Shaping the Future
There is one line of Obama’s Wednesday night speech that keeps bothering me.
During the speech I, like many others, was frustrated by the president’s lies, manipulations and petty partisanship. But those feelings ebbed in the hour or so after the joint session address.
But there was one part, unrelated to health care specifically, that keeps popping into my head. Near the end of the speech the president said: “We did not come to fear the future. We came here to shape it.”
The line was not at the end of loud rhetorical flourish, signaling the time for applause, yet the chamber erupted in cheers. A certain energy seemed to fill the room as the liberals listening to the speech inwardly realized the magnitude of the president’s statement. Their hearts began to race and their eyes grew wide as a new awareness of the tangibility of their power began to sink in.
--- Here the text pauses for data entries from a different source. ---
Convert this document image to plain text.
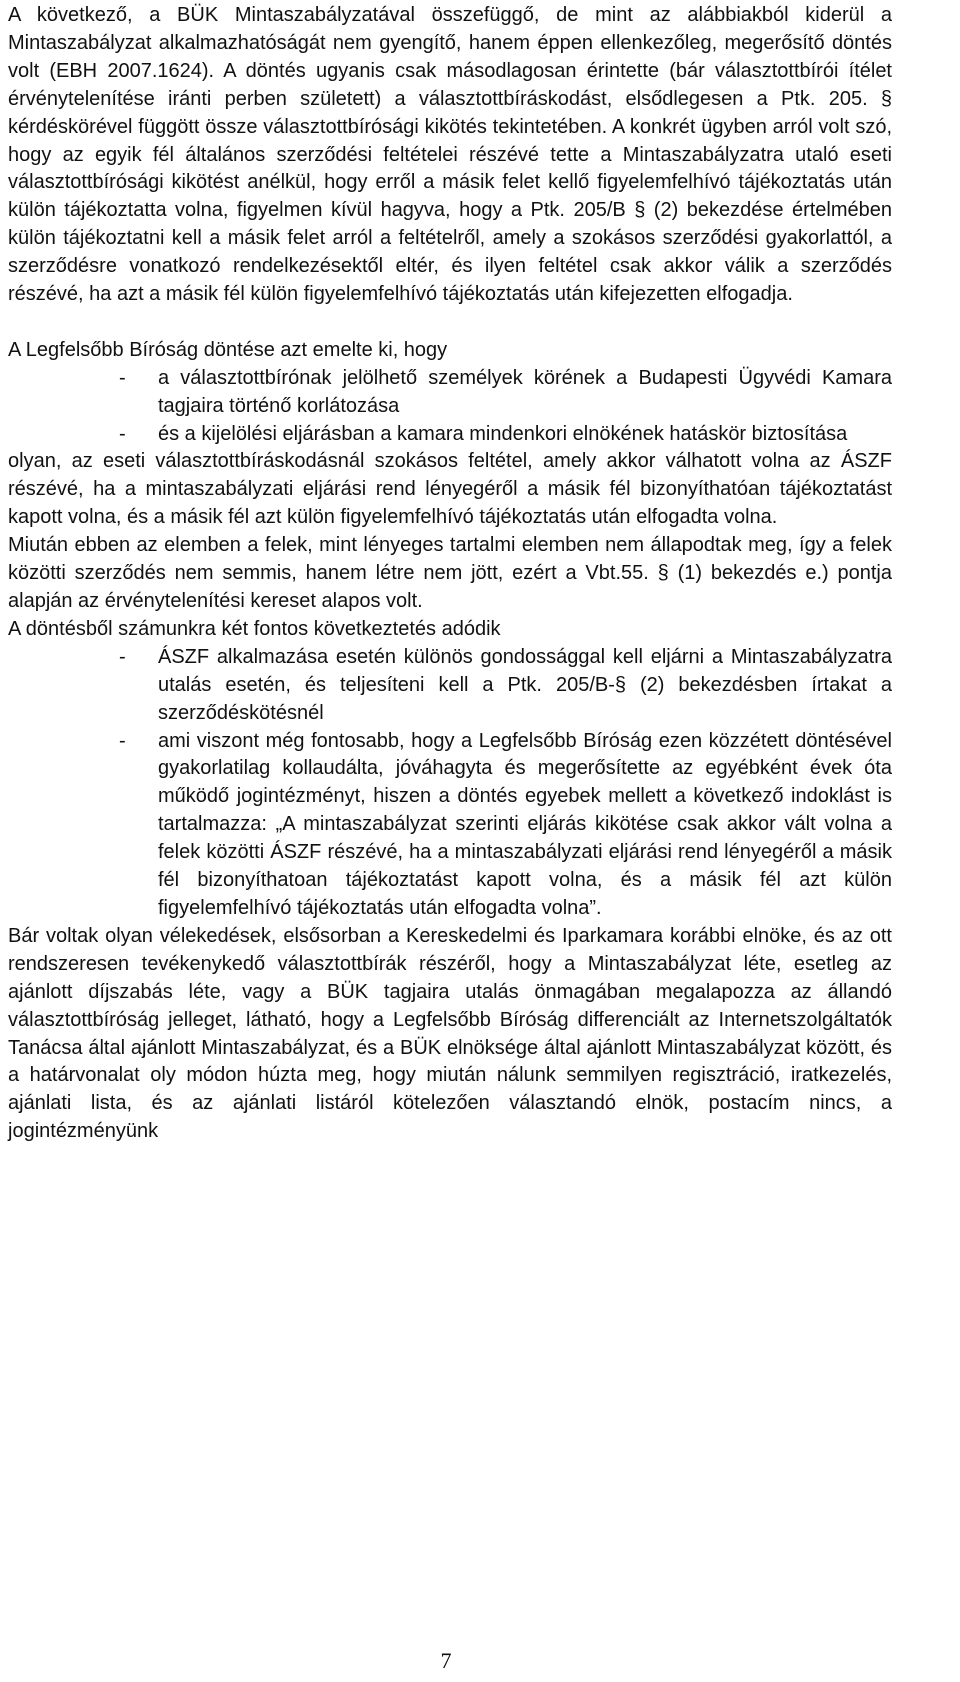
A következő, a BÜK Mintaszabályzatával összefüggő, de mint az alábbiakból kiderül a Mintaszabályzat alkalmazhatóságát nem gyengítő, hanem éppen ellenkezőleg, megerősítő döntés volt (EBH 2007.1624). A döntés ugyanis csak másodlagosan érintette (bár választottbírói ítélet érvénytelenítése iránti perben született) a választottbíráskodást, elsődlegesen a Ptk. 205. § kérdéskörével függött össze választottbírósági kikötés tekintetében. A konkrét ügyben arról volt szó, hogy az egyik fél általános szerződési feltételei részévé tette a Mintaszabályzatra utaló eseti választottbírósági kikötést anélkül, hogy erről a másik felet kellő figyelemfelhívó tájékoztatás után külön tájékoztatta volna, figyelmen kívül hagyva, hogy a Ptk. 205/B § (2) bekezdése értelmében külön tájékoztatni kell a másik felet arról a feltételről, amely a szokásos szerződési gyakorlattól, a szerződésre vonatkozó rendelkezésektől eltér, és ilyen feltétel csak akkor válik a szerződés részévé, ha azt a másik fél külön figyelemfelhívó tájékoztatás után kifejezetten elfogadja.

A Legfelsőbb Bíróság döntése azt emelte ki, hogy

- a választottbírónak jelölhető személyek körének a Budapesti Ügyvédi Kamara tagjaira történő korlátozása
- és a kijelölési eljárásban a kamara mindenkori elnökének hatáskör biztosítása

olyan, az eseti választottbíráskodásnál szokásos feltétel, amely akkor válhatott volna az ÁSZF részévé, ha a mintaszabályzati eljárási rend lényegéről a másik fél bizonyíthatóan tájékoztatást kapott volna, és a másik fél azt külön figyelemfelhívó tájékoztatás után elfogadta volna.

Miután ebben az elemben a felek, mint lényeges tartalmi elemben nem állapodtak meg, így a felek közötti szerződés nem semmis, hanem létre nem jött, ezért a Vbt.55. § (1) bekezdés e.) pontja alapján az érvénytelenítési kereset alapos volt.

A döntésből számunkra két fontos következtetés adódik

- ÁSZF alkalmazása esetén különös gondossággal kell eljárni a Mintaszabályzatra utalás esetén, és teljesíteni kell a Ptk. 205/B-§ (2) bekezdésben írtakat a szerződéskötésnél
- ami viszont még fontosabb, hogy a Legfelsőbb Bíróság ezen közzétett döntésével gyakorlatilag kollaudálta, jóváhagyta és megerősítette az egyébként évek óta működő jogintézményt, hiszen a döntés egyebek mellett a következő indoklást is tartalmazza: „A mintaszabályzat szerinti eljárás kikötése csak akkor vált volna a felek közötti ÁSZF részévé, ha a mintaszabályzati eljárási rend lényegéről a másik fél bizonyíthatoan tájékoztatást kapott volna, és a másik fél azt külön figyelemfelhívó tájékoztatás után elfogadta volna”.

Bár voltak olyan vélekedések, elsősorban a Kereskedelmi és Iparkamara korábbi elnöke, és az ott rendszeresen tevékenykedő választottbírák részéről, hogy a Mintaszabályzat léte, esetleg az ajánlott díjszabás léte, vagy a BÜK tagjaira utalás önmagában megalapozza az állandó választottbíróság jelleget, látható, hogy a Legfelsőbb Bíróság differenciált az Internetszolgáltatók Tanácsa által ajánlott Mintaszabályzat, és a BÜK elnöksége által ajánlott Mintaszabályzat között, és a határvonalat oly módon húzta meg, hogy miután nálunk semmilyen regisztráció, iratkezelés, ajánlati lista, és az ajánlati listáról kötelezően választandó elnök, postacím nincs, a jogintézményünk

7
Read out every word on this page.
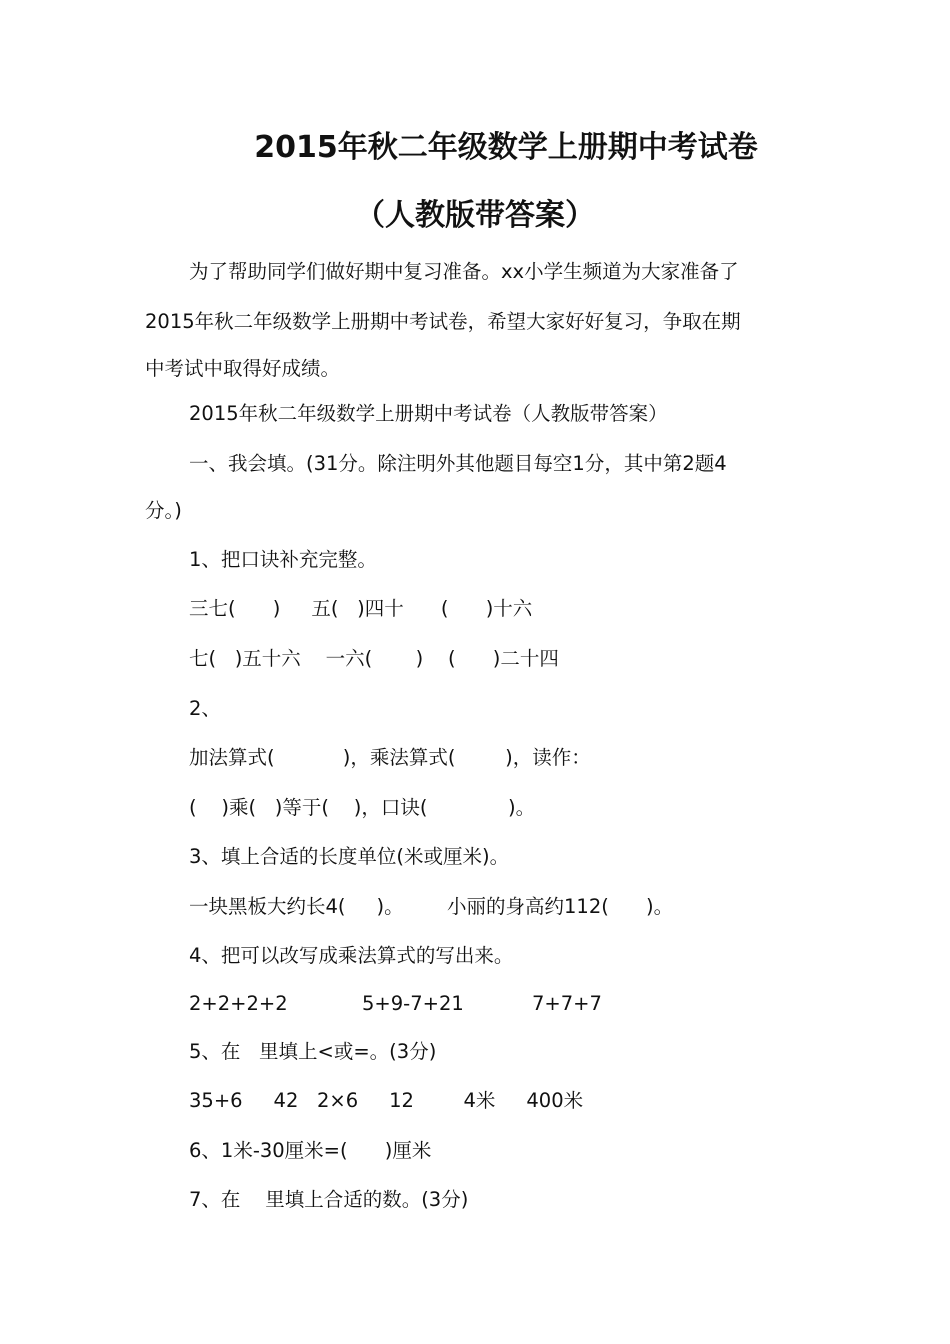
2015年秋二年级数学上册期中考试卷
（人教版带答案）
为了帮助同学们做好期中复习准备。xx小学生频道为大家准备了
2015年秋二年级数学上册期中考试卷，希望大家好好复习，争取在期
中考试中取得好成绩。
2015年秋二年级数学上册期中考试卷（人教版带答案）
一、我会填。(31分。除注明外其他题目每空1分，其中第2题4
分。)
1、把口诀补充完整。
三七(      )     五(   )四十      (      )十六
七(   )五十六    一六(       )    (      )二十四
2、
加法算式(           )，乘法算式(        )，读作：
(    )乘(   )等于(    )，口诀(             )。
3、填上合适的长度单位(米或厘米)。
一块黑板大约长4(     )。       小丽的身高约112(      )。
4、把可以改写成乘法算式的写出来。
2+2+2+2            5+9-7+21           7+7+7
5、在   里填上<或=。(3分)
35+6     42   2×6     12        4米     400米
6、1米-30厘米=(      )厘米
7、在    里填上合适的数。(3分)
When the president and his cohorts embrace the idea that the course of the country should be fashioned by their brilliance or benevolence, they embrace the mindset of the totalitarian. It is a belief that a few should rule over the rest.
Obama and the Democrats (or any elected official) are not in Washington to shape the future, but to preserve the past while individuals Americans decide their own future. The presidential oath is to “preserve, protect and defend the Constitution of the United States.”
The ‘shape the future’ phrase explains Obama’s mindset in a way his other 5,500 words couldn’t. Underneath it all, the speech wasn’t really about insurance, medical care or bipartisanship. The address was about a misshapen idea that, when espoused, changes the president from a citizen protector of Constitutional rights to a despotic destroyer of those rights; all in the name of “shaping the future.”